Finance Minister Sadakazu Tanigaki said Tuesday the government will consider scaling back income tax cuts that have been in place since 1999 because economic recovery has taken root.

“Comparing economic situations between then and now, I think we have come to a stage where we can discuss such policy options,” Tanigaki told reporters, citing the need to fix Japan’s debt-ridden finances.

But he said the government must pay attention to the effects a measure of this kind could have on the economy.

Some ruling party lawmakers are skeptical about the proposed tax increase because as it might pour cold water on the economy by slowing down personal spending.

Chief Cabinet Secretary Hiroyuki Hosoda told a news conference, “I assume experts will discuss whether to end the tax-cut policy.”

He said the issue will be a key topic at discussions of tax revisions for fiscal 2005.

The comments came a day after Prime Minister Junichiro Koizumi made the first reference to phasing out the “proportional” tax cuts, signaling a possible reduction of tax breaks from fiscal 2005.

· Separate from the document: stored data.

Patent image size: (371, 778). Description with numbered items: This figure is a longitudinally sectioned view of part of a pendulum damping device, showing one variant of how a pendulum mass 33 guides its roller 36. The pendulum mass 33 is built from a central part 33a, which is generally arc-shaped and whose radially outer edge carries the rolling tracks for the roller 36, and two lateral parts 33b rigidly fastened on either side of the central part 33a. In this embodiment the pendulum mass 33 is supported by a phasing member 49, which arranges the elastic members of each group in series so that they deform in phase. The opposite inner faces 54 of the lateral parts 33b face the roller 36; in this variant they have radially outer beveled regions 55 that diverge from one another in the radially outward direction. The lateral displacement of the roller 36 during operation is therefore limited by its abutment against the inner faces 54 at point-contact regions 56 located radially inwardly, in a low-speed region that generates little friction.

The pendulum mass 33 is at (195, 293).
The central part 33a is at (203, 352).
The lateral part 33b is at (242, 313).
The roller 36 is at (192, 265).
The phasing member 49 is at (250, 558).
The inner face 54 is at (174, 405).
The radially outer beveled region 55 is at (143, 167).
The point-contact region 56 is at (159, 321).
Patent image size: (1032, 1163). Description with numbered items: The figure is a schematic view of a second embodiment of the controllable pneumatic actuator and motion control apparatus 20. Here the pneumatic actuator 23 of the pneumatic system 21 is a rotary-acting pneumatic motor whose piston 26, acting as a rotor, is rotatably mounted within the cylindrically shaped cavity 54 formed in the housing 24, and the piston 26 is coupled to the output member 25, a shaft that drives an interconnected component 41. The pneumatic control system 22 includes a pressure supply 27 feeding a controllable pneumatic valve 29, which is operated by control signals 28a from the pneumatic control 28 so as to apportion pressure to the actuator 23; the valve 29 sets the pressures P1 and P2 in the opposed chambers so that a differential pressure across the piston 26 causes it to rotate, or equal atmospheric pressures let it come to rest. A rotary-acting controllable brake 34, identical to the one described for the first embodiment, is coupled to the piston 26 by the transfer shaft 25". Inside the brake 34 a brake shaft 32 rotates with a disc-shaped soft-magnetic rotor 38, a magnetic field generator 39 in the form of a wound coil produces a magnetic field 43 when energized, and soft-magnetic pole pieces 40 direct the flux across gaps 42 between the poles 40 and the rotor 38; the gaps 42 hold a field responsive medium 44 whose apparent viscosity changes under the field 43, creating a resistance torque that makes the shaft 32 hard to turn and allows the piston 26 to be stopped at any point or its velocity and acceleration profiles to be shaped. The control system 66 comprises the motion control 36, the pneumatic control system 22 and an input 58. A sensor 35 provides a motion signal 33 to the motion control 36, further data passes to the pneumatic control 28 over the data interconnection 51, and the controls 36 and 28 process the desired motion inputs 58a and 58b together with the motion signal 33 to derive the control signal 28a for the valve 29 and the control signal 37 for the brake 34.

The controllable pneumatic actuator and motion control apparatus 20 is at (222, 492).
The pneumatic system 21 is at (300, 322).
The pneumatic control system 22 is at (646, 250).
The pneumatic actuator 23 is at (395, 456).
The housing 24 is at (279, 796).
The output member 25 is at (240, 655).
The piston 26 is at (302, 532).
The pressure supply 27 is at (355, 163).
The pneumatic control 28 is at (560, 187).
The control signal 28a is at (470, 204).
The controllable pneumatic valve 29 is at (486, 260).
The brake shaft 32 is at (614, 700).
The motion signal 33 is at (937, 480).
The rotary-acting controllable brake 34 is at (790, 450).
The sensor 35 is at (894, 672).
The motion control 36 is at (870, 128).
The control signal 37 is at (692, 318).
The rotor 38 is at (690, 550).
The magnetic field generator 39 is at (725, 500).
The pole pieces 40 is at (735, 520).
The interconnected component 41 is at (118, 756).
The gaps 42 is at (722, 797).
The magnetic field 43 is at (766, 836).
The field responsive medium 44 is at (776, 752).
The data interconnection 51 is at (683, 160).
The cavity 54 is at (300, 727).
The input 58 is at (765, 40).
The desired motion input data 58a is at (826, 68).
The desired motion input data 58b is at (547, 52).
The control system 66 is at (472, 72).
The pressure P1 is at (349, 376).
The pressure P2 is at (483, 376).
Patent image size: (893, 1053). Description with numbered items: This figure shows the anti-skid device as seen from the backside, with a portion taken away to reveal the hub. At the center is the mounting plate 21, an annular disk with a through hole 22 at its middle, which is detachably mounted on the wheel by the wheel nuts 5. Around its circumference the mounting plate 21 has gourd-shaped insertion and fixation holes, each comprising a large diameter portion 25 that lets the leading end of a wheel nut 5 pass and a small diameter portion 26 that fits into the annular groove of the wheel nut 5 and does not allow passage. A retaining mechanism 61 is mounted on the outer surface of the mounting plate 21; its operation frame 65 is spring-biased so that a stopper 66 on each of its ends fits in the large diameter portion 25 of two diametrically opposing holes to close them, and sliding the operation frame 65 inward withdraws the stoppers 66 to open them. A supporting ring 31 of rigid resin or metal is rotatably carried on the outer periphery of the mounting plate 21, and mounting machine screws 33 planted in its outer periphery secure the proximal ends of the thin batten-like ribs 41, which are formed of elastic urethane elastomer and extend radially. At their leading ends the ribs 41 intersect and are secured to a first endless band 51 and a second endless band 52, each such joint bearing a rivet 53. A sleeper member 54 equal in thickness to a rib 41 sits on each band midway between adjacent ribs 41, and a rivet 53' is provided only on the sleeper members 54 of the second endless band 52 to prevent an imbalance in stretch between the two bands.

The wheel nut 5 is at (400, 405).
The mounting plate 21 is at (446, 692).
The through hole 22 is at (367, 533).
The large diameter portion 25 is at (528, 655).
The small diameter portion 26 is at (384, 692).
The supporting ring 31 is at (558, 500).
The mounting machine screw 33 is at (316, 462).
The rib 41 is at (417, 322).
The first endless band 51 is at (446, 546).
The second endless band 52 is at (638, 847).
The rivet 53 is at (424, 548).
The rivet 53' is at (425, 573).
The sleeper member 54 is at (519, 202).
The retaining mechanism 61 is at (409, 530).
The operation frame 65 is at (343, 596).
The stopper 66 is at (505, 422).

The tax cuts were introduced as part of the economic stimulus program drawn up by Prime Minister Keizo Obuchi’s administration.

The tax break allows 20 percent of income tax, or up to 250,000 yen a year, and 15 percent of residential tax, or up to 40,000 yen a year, to be deducted, giving more cash to middle-aged, high-income company employees.

Koizumi’s call to phase out the tax cuts may be connected to the government’s desire to raise tax revenue, making it possible to raise the state contribution to the national pension program from the current one-third to 50 percent by fiscal 2009.

The ruling coalition of Koizumi’s Liberal Democratic Party and New Komeito called for reducing or eliminating income tax cuts in its tax-reform guidelines for fiscal 2004, but there have been no specific plans drawn up to help reach the goal.